A produção realizada após as oficinas de comunicação popular, como explica Paula Zacarias, “resultará em um documentário sobre os impactos e percepções da Covid-19, as potencialidades urbanas e as vocações sociais e econômicas dos moradores e moradoras das “grotas”. 

 “O grupo de nove de jovens, com idade de 16 a 28 anos, é composto por seis moradoras das grotas do Rafael, Santa Helena, Piabas, Morro do Ary, Vale do Reginaldo e Boa Esperança; e 3 moradores das grotas do Arroz, José Laranjeiras e Beco da Morte”. 

Segundo Paula, as jovens foram selecionadas pela equipe local do ONU-Habitat com auxílio da equipe de apoio contratada, “que já possuía uma rede de contatos ou atuação nas grotas, o que permitiu identificar mais rapidamente jovens de acordo com alguns critérios pré-definidos, como preferencialmente ter idade maior que 18 anos, possuir computador ou celular e acesso à internet, uma vez que todos os contatos estão sendo realizados de forma online”. 

“O papel do grupo é registrar com a linguagem que utilizam – deles e para eles mesmos – fotos e vídeos sobre os impactos e percepções da Covid-19, as potencialidades urbanas e as vocações sociais e econômicas dos moradores e moradoras das “grotas”. 

RESPONSABILIDADE COLETIVA 

Letícia Sant’Ana é formada em Comunicação Social (Jornalismo) e percussionista, integrante do Coletivo AfroCaeté, da banda Tamboricas (primeira roda de samba 100% feminina de Alagoas) e, mais recentemente, colaboradora no Visão das Grotas. É uma das três tutoras do projeto e tem como função apoiar e orientar os jovens nas produções de fotos e vídeos solicitadas em cada fase de execução do projeto. 

Letícia Sant’Ana é uma das tutoras e diz que é uma oportunidade de “trazer o olhar da periferia para retratar a própria periferia, mas também de aprender com eles”

“Está sendo um processo de troca e isso é muito rico. Poder trabalhar num projeto em que você não só está auxiliando jovens, alguns desenvolvendo pela primeira vez trabalhos com audiovisual e sendo protagonistas, trazendo o olhar da periferia pra retratar a própria periferia, mas também de aprender com eles e expandir a percepção de mundo para além da nossa realidade”, diz Letícia.

“Conhecer as potencialidades dos jovens moradores das Grotas de Maceió e das suas comunidades e apoiar essas iniciativas é uma responsabilidade coletiva”.  

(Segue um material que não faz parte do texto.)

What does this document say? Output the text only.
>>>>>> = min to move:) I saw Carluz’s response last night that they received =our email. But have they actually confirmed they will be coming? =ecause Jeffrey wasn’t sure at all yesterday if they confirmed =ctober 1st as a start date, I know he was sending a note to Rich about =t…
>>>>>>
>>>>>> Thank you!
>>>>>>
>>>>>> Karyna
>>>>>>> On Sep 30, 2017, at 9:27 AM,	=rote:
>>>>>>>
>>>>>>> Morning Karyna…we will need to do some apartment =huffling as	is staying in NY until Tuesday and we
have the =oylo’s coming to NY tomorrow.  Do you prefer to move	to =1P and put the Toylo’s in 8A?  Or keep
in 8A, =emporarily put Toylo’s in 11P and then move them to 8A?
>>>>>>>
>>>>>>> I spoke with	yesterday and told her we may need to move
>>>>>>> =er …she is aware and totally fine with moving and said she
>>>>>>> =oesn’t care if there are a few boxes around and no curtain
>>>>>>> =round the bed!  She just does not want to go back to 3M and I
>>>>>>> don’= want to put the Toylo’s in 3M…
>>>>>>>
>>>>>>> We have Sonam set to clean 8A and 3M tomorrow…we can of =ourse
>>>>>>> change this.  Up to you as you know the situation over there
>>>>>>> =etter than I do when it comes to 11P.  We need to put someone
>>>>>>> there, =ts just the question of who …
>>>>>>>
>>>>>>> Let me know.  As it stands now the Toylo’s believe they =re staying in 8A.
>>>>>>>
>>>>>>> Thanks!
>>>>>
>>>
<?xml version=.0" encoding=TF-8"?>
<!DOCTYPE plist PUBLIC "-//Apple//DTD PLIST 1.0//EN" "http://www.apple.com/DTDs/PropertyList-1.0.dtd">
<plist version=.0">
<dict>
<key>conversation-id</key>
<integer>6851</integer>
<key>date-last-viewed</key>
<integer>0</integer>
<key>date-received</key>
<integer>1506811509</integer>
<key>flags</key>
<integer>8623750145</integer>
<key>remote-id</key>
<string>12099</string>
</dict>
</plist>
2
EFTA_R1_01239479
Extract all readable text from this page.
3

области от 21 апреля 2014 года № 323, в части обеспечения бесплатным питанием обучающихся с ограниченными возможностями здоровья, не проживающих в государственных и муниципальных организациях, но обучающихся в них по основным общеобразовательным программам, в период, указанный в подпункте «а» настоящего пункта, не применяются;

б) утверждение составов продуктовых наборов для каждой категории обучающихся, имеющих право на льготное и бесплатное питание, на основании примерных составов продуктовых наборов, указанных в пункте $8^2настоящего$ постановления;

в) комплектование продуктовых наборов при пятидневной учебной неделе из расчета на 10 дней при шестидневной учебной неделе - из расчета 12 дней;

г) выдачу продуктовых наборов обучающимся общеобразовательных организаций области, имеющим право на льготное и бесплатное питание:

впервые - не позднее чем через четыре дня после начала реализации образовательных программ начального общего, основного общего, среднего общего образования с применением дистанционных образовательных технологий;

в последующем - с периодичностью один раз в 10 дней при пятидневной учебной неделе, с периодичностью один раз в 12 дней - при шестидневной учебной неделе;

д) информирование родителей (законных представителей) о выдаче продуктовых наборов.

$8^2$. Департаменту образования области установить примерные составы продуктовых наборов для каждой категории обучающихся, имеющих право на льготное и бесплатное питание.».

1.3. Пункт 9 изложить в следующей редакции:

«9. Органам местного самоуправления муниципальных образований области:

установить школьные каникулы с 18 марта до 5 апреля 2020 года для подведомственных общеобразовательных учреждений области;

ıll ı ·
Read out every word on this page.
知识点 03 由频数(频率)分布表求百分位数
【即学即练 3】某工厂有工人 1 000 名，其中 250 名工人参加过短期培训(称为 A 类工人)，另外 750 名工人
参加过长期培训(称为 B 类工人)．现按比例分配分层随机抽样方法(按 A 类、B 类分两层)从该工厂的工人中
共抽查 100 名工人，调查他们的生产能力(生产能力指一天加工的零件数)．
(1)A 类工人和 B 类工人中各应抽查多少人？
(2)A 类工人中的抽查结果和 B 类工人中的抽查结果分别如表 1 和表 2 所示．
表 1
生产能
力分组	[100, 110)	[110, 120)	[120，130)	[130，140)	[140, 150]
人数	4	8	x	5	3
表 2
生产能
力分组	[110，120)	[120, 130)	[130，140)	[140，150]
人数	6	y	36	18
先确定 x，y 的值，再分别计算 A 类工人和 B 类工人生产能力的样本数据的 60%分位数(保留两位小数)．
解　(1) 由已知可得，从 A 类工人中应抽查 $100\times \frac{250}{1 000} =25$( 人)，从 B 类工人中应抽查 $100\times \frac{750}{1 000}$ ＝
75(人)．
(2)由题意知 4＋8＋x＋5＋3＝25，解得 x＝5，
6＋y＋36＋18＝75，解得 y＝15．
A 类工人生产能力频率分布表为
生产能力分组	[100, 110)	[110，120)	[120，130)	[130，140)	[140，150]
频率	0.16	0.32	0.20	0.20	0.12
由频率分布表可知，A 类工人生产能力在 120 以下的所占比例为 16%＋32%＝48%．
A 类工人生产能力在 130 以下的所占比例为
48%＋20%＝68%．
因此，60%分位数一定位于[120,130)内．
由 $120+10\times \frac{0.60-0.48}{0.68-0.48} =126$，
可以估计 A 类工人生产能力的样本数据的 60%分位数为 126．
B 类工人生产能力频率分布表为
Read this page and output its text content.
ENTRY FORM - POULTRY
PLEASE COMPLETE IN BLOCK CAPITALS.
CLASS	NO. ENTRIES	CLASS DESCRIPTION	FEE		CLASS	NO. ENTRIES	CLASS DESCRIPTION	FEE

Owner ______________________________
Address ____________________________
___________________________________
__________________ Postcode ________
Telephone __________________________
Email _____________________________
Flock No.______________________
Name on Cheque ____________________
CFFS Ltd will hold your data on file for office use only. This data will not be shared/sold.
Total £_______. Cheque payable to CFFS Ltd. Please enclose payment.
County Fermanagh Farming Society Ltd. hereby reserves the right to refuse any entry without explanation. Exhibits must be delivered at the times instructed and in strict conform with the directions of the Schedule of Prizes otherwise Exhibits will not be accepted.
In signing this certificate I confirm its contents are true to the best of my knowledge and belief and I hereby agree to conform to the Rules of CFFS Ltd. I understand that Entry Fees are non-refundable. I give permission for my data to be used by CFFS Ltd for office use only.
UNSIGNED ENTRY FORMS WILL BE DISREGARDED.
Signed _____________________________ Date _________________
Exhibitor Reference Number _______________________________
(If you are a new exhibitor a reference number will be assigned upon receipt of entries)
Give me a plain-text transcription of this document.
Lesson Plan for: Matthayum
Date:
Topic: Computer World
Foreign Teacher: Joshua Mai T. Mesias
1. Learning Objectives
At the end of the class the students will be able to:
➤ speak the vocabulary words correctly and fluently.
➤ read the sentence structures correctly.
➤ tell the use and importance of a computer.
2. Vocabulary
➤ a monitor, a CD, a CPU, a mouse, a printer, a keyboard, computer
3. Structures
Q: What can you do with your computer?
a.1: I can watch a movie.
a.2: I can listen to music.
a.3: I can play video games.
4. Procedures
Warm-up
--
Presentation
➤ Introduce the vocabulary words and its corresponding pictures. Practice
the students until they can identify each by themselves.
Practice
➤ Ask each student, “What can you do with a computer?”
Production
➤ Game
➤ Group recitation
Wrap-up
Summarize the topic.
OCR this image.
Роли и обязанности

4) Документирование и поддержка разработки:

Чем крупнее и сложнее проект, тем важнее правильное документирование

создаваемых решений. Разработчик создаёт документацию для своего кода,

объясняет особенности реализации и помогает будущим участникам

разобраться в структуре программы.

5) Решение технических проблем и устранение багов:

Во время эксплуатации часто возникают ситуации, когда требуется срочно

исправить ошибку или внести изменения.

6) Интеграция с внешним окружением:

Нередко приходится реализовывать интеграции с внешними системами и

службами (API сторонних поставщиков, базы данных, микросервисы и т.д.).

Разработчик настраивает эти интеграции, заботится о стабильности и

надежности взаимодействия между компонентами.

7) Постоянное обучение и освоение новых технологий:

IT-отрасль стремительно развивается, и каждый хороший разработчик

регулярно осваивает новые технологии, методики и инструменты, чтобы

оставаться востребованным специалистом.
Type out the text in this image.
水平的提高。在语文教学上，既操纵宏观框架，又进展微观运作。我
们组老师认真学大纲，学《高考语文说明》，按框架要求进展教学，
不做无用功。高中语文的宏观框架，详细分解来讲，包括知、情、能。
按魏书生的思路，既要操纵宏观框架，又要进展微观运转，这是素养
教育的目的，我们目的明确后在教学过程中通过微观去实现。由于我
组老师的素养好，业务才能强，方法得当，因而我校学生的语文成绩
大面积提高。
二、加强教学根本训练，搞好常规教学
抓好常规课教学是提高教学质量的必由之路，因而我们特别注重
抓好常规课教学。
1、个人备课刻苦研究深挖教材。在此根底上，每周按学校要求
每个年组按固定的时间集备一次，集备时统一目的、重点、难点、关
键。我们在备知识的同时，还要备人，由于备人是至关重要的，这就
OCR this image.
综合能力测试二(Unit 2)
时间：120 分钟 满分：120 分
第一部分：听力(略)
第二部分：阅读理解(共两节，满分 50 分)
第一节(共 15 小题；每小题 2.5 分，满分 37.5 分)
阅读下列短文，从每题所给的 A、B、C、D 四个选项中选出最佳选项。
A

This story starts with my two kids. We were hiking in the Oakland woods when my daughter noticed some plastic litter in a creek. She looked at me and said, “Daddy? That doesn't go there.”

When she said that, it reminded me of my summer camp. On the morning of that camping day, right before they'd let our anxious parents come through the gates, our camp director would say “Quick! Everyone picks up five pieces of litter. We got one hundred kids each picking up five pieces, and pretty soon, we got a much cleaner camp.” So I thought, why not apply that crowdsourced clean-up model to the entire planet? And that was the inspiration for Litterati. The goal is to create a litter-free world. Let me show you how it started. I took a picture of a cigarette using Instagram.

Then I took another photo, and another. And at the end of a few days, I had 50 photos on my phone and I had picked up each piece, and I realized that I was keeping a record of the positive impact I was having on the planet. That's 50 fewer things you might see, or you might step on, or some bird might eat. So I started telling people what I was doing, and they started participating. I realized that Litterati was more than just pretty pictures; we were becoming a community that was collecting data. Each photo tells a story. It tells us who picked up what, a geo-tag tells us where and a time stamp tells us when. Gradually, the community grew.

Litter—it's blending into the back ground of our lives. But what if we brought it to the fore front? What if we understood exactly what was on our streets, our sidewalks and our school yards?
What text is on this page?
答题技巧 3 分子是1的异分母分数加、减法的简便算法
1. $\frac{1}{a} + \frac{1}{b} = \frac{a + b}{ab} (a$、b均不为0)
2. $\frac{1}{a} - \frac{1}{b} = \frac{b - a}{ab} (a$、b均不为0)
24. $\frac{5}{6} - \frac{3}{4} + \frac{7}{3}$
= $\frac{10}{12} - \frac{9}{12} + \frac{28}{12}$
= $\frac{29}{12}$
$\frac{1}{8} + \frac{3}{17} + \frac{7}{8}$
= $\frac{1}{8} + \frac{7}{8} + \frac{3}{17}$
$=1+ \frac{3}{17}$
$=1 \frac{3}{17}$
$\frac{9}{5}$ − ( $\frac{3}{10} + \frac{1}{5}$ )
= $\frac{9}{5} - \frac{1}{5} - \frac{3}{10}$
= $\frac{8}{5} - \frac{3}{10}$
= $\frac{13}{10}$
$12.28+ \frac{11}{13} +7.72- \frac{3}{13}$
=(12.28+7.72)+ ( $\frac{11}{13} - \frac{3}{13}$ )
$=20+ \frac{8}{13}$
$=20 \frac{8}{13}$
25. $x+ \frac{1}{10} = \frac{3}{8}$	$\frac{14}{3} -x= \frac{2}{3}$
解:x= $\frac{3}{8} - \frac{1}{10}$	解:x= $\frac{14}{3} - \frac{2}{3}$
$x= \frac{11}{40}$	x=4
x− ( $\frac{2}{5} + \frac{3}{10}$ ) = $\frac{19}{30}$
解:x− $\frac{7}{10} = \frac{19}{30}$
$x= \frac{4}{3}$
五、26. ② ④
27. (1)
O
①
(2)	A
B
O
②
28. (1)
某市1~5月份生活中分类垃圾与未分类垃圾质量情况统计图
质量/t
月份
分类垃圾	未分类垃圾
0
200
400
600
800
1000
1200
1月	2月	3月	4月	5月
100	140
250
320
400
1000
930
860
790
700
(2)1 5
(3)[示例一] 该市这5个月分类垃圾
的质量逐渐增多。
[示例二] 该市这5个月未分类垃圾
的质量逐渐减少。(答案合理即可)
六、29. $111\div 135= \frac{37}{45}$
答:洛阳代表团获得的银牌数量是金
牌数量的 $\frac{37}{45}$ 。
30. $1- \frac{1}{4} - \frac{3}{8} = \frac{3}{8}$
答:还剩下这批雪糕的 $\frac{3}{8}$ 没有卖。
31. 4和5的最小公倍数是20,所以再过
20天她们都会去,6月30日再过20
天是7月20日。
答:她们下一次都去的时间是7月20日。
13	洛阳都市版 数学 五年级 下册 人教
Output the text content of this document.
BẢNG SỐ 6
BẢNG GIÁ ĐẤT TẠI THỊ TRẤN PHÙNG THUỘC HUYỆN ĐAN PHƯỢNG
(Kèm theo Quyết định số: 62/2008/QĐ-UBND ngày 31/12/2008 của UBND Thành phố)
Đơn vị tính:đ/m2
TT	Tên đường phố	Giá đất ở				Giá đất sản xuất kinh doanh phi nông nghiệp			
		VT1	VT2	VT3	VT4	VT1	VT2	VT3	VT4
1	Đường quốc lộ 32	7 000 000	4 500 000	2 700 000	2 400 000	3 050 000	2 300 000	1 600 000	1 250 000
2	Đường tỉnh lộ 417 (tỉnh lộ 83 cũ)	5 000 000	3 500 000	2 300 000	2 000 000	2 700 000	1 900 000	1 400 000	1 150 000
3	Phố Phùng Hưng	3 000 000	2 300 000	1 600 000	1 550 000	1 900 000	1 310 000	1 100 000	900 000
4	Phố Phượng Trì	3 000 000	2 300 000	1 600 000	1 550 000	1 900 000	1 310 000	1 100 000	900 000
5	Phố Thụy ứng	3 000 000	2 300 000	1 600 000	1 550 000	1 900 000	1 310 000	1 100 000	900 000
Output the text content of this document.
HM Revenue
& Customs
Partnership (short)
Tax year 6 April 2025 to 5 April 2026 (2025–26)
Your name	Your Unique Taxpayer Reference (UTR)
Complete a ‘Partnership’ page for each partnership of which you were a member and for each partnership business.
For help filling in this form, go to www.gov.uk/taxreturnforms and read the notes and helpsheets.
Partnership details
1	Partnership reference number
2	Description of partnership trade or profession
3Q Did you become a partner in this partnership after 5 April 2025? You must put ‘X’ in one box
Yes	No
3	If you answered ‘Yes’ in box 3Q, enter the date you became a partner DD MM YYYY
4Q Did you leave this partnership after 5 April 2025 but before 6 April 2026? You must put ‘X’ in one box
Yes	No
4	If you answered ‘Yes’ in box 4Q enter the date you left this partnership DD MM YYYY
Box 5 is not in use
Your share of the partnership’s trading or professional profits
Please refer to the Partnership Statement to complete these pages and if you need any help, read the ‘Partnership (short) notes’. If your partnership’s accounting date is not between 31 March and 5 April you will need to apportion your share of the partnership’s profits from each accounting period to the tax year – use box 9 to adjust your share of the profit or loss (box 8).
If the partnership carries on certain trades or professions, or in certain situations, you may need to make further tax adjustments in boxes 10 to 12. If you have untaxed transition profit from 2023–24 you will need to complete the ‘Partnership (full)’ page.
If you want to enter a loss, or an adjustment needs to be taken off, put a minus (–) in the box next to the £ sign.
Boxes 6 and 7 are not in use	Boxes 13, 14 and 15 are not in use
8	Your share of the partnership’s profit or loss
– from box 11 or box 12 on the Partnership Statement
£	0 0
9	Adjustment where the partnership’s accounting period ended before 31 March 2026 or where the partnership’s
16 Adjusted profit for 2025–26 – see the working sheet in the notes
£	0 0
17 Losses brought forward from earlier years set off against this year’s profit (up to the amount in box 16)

Ela conta ainda que no trabalho que realiza com cultura popular, desenvolveu algumas oficinas de percussão em grotas de Maceió. “Em 2009, na Grota do Arroz, junto com a percussão do Maracatu Acorte de Alagoas e em 2019, na Grota do Poço Azul, com crianças do projeto Toque Coletivo. Ambas foram desenvolvidas pelo Coletivo AfroCaeté, grupo que faço parte. Fora das grotas, trabalhando também com música em áreas de vulnerabilidade social, atuei como professora de percussão no Instituto Mandaver, dando aulas para crianças e adolescentes do Vergel do Lago”.